Transcriptomic impact of age-related macular degeneration on the kallikrein-kinin system in human choroid tissues by single-cell RNA seq. (a) Dimensionality reduction and cluster visualization with UMAP plot. Color-coded clusters represent the different choroid cell types (see legend in bottom right corner) identified by single-cell RNAseq analysis of post-mortem control (left panel) and neovascular AMD (right panel) choroids (public data deposited on GEO with reference number GSE135922). (b) Dotplot of the expression of the gene markers used to identify choroid cell types. (c) Dotplot of the expression of the genes involved in the KSS pathway across choroidal cell types from control (black legend) and neovascular (nv)-AMD (red legend) samples. As shown in (a–c), KLKB1, BDKRB1, and BDKRB2 are mainly expressed in choroidal endothelial cells, albeit at low expression levels; some expression was also detected in fibroblasts. (d) Dimensionality reduction and cluster visualization with UMAP plot of the subpopulations of choroid endothelial cells of post-mortem control (left panel) and neovascular AMD (right panel) choroids. Choroid cells clustered into four distinct endothelial cell subtypes: two venous subtypes, one choriocapillaris subtype, and one arterial subtype (see legend on right side). (e) Dotplot of the expression of the specific gene markers in these endothelial subcluster, as annotated by Voigt et al., [150]. (f) Visualization with UMAP plot of E SELECTIN (SELE) and VCAM1 expression co-localizing to vein 2 subcluster, a signature reminiscent of post-capillary venous identity. (g) Dotplot of the expression of genes involved in the KSS pathway across choroidal endothelial cell subtypes from control (black legend) and neovascular (nv)-AMD (red legend) samples.

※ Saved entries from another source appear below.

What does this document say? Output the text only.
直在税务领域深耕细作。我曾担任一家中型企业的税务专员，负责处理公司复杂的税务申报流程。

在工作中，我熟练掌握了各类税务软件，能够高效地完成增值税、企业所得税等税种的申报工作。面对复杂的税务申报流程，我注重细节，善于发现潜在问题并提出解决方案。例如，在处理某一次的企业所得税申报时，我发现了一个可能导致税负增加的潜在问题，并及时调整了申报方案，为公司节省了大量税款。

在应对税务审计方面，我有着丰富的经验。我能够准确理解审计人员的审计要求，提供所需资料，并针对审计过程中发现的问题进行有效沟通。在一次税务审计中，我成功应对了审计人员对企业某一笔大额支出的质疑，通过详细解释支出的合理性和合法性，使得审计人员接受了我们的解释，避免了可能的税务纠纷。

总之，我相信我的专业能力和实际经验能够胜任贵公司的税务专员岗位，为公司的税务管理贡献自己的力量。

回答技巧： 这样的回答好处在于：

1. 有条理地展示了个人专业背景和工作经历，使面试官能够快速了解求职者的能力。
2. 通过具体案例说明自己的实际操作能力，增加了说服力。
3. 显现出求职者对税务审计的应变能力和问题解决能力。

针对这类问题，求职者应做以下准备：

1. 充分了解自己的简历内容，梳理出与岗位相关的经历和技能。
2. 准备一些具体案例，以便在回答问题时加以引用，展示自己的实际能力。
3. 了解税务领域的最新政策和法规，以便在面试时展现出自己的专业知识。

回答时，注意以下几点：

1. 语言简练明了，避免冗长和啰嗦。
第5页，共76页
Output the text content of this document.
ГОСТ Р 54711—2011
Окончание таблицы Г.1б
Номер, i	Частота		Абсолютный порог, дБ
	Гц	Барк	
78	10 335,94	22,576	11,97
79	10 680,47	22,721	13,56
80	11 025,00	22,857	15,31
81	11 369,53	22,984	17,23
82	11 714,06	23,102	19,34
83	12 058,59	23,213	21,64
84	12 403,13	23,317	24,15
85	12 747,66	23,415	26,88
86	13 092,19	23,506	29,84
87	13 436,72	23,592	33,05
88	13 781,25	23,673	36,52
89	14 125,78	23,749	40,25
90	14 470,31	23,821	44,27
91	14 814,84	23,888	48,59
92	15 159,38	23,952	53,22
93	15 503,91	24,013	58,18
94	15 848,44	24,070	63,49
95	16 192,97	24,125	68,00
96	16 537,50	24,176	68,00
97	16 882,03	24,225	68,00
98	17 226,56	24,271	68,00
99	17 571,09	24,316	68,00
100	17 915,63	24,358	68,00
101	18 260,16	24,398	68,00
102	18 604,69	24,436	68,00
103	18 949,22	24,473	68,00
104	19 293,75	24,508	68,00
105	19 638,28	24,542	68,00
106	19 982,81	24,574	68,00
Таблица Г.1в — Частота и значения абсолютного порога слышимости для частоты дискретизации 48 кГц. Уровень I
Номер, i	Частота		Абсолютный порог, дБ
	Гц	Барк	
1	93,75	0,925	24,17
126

Vein cluster 2 showed greater expression of KKS genes, notably BDKRB1, BDKRB2, and MME, across all choroidal endothelial cells of control and nv-AMD choroid samples. In all the dotplots, the size of the dots encodes the percentage of cells within a class, and the color scale encodes the average expression level across all cells within a class (red being the strongest value). Av. Exp., average gene expression across all cells within each cluster; % Exp., percentage of cells with detectable gene expression within each cluster.

Figure 4

Crosstalk between the kallikrein-kinin system (KKS) and the renin–angiotensin system (RAS). ACE, angiotensin -1 -converting enzyme (kininase II); ACE2, angiotensin-converting enzyme 2; Ang I, angiotensin I; Ang II, angiotensin II; AT1R, angiotensin type 1 receptor; AT2R, angiotensin type 2 receptor; BK, bradykinin; MasR, Mas receptor; NEP, neutral endopeptidase 24.11 (neprilysin, NEP).